Personally, I would have no problem with the removal of this tax credit.
 
Find me large cohorts of people without medical insurance who are net contributors to the tax system
I can't speak to the size of my cohort, but i'm one - a healthy man under 35 with a higher-than-average income and a corresponding tax bill.
I don't consider myself particular risk averse, and I could afford it, but I choose not to buy PHI because I don't think it's cost-effective (for me).

Some factors:
- I can buy in at 33/4 with no penalty.
- I'm healthy with no particular risk factors (gender, genetic, lifestyle) for that to change in the near future.
- I can afford to pay out-of-pocket to bypass any long diagnostic waiting lists. You can buy a CT scan next week for €200.
- Long treatment times tend to apply to chronic/ortho/older-person illnesses, where i'm not at risk before 35. If I turn up to the public health system with private ct scans of a growing tumor, I'll be treated well and promptly.
- I can afford to insure myself for run-of-the-mill sicknesses, injuries and medications.
 
I like Jim2007 would also ask why should my income tax be used to reduce their Private Health Insurance Premium that allows them their "own waiting list"

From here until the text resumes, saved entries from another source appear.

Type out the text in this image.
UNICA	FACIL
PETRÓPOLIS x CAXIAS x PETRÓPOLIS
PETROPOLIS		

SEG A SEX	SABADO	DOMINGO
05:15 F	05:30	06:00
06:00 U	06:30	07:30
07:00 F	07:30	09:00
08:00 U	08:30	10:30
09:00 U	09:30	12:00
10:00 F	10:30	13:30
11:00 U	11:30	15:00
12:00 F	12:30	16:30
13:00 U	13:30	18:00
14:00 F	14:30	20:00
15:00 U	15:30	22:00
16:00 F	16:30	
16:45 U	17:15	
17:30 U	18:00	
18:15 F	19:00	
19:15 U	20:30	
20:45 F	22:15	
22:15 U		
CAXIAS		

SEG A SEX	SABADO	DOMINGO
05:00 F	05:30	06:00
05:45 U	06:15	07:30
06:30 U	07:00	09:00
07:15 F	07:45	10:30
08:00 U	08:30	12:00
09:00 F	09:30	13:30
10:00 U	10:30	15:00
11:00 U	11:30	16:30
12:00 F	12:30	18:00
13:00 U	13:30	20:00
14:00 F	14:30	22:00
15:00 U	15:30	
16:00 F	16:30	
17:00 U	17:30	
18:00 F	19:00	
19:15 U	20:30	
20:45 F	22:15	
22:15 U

Because if they don't take out private health insurance they will place more strain on the public health system, and you will have to pay even more income tax.
Just like, if they don't take out private pension, in retirement they will place more strain on the public purse.
 
I can't speak to the size of my cohort, but i'm one - a healthy man under 35 with a higher-than-average income and a corresponding tax bill.
I don't consider myself particular risk averse, and I could afford it, but I choose not to buy PHI because I don't think it's cost-effective (for me).

Some factors:
- I can buy in at 33/4 with no penalty.

And what happens at 33-35 if you decide you need it but if everyone a few years older than you has packed in private health insurance?
I think for a cohort we'd need a group of people who over the course of their income and tax lives are net contributors to tha public purse but do not - at any point - take out private health insurance. And I don't see that cohort as existing in any appreciable numbers.
The only one I can think of are migrant workers who are here for a few years of their peak earning years but do not stick around, but then they are not part of community rating etc etc either, nor part of state benefits etc so they could just as easily argue why is any of their tax going to PRSI or funding the state pension.
 
Last edited:
Hopefully, they will not go on to then abolish tax relief on unrecovered medical expenses. That relief was cut to the standard rate a few years ago - 20% I think.